In 1974, Shalhoub hypothesized that in MCNS there may be an underlying abnormality of T lymphocytes resulting in a "circulating chemical mediator" that had a deleterious effect on glomerular capillaries leading to heavy proteinuria. During 1970-1980, a large number of studies were carried out reporting a variety of abnormalities (such as presence of a circulating lymphocytotoxin/ vascular permeability factor, impaired lymphocyte response, T cell subset abnormalities) [20]. The significance of these observations remains unclear. The efficacy of rituximab suggests a role for B cells in the pathogenesis [21].

Search for a putative proteinuria-inducing circulatory factor has recently been intensified and cytokine as well as non-cytokine substances have been postulated to play a role. Altered signal transduction in T cells and deficiency of T cell regulatory function, and a likely involvement of B cells have also been proposed [21]. All these abnormalities are considered to affect podocyte function. It has been suggested that various glomerular diseases with varying degrees of protienuria may be regarded as podocytopathies and podocyte injury presumably responsible for the development as well as progression of the underlying disorder [23].

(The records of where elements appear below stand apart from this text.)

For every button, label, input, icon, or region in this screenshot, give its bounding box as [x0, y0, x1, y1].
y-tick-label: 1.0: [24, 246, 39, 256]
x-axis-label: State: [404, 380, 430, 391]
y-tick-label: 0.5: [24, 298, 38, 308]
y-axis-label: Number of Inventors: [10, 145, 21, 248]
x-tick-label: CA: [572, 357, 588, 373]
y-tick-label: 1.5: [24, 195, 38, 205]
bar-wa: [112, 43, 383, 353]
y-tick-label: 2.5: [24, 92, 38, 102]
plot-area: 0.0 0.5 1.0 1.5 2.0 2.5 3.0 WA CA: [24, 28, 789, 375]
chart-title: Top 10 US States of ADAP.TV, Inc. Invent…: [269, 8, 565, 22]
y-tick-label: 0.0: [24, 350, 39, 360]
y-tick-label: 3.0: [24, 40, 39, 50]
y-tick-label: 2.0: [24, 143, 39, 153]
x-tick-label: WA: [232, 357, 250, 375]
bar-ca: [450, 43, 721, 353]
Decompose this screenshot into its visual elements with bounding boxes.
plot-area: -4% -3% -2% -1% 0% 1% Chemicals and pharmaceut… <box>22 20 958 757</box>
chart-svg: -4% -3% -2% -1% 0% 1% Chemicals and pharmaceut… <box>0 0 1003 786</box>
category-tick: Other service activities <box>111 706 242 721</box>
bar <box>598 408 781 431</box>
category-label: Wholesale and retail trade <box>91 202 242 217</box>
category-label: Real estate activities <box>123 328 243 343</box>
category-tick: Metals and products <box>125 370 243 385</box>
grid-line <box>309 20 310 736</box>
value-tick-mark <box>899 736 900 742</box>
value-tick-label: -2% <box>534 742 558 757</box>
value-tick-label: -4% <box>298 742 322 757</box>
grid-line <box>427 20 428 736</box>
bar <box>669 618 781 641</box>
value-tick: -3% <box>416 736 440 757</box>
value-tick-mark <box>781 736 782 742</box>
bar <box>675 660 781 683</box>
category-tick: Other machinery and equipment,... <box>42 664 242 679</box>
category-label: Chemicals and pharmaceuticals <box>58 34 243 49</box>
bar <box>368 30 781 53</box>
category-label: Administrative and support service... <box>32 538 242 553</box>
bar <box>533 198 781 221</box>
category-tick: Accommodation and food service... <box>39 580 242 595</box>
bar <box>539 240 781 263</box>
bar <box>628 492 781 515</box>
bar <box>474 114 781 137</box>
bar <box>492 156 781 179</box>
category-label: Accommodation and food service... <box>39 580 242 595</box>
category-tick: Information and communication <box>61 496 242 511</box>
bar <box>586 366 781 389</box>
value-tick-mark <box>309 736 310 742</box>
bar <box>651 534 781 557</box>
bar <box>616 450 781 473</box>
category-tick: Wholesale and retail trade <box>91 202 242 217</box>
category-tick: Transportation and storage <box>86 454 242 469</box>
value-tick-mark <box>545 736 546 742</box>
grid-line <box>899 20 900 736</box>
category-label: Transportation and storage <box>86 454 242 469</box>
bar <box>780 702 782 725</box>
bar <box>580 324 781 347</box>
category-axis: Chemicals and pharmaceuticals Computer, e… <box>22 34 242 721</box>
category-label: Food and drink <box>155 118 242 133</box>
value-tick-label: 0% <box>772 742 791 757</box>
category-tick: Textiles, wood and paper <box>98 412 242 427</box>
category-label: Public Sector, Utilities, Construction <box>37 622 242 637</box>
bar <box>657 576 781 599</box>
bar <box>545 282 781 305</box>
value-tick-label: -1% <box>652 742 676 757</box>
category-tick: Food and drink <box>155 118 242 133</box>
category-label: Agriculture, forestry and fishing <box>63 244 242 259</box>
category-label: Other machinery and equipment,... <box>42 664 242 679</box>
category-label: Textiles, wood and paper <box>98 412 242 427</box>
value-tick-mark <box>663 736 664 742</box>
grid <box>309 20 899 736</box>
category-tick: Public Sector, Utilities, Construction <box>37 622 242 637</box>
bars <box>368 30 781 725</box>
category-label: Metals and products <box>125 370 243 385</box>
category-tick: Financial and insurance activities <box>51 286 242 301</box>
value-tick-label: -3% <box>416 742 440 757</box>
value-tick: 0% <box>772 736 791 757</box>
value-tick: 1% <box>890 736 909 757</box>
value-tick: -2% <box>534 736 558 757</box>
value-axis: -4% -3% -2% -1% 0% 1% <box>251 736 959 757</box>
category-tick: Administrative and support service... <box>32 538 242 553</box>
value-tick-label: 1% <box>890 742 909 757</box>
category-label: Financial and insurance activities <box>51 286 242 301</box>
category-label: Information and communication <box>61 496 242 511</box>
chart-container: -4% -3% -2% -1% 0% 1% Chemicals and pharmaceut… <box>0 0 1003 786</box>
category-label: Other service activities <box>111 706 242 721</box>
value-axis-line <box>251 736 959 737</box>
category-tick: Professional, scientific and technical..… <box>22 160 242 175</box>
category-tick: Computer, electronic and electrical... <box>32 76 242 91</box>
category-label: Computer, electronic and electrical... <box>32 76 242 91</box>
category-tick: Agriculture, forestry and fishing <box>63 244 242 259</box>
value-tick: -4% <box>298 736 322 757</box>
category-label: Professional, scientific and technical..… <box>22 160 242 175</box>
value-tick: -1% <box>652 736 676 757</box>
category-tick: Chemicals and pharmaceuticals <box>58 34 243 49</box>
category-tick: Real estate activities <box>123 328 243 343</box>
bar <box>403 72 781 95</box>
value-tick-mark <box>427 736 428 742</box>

Drug therapy and mechanisms

A very limited number of drugs are available for treatment of MCNS. For about 60 years, prednisolone has remained the initial agent to induce remission as well as manage infrequent relapses. The ideal prednisolone regimen is still being investigated. Cyclophosphamide has been used for more than 40 years for frequently relapsing and steroid dependent cases. Levamisole, mycophenolate , cyclopsporine, tacrolimus and rituximab complete the therapeutic armamentarium. These various agents act through different mechanisms, although it is now hypothesized that they may target the podocyte directly. Calcineurin inhibitors, known to act via inhibition of nuclear factor-activated T cell signaling, may also stabilize actin cytoskeleton in podocyte and preserve its architecture. ACTH and corticosteroids, hitherto believed to act through immunosuppressive properties, are now considered to directly affect podocyte structure and function. Angiotensin converting enzyme inhibitors and angiotensin receptor blockers, which attenuate proteinuria by causing a reduction in intraglomerular vascular resistance and thus decreasing filtration of proteins, may also have a direct beneficial effect on the podocytes [24]. Studies over the past decade have focused on the cytoskeleton of the podocyte, the foot processes and the slit diaphragm, various signaling mechanisms, and mediators of apoptosis and fibrosis, and identification of the circulatory factor/s, which should eventually lead to defining the etiology of MCNS [24].

Past and Future

Although the pathophysiology of idiopathic nephrotic syndrome and the mechanisms of proteinuria have become more clear, very little progress has been made towards defining the etiology of MCNS, and what leads to its eventual cure. A myriad of abnormalities have been observed in MCNS but their role in the pathogenesis is undefined. The initiating mechanisms in MCNS remain enigmatic. Decades old drugs still form the sheet anchor of management. Most investigative efforts over the past 50 years have been towards finding effective treatment regimens (interestingly, the newer agents found beneficial in nephrotic syndrome were initially used in renal transplantation), while the pathogenesis of MCNS remained mostly unaddressed. Genetic abnormalities detected in familial cases and FSGS appear to have little relevance in MCNS, which has a remarkably similar pattern in various parts of the world. Intensive efforts are under way to examine more efficacious regimens of the currently employed medications. However, only once the initiating mechanisms are identified, specific molecules could be developed to counteract them, used initially and perhaps lead to permanent cure [25].

Competing interests: None; Funding: None.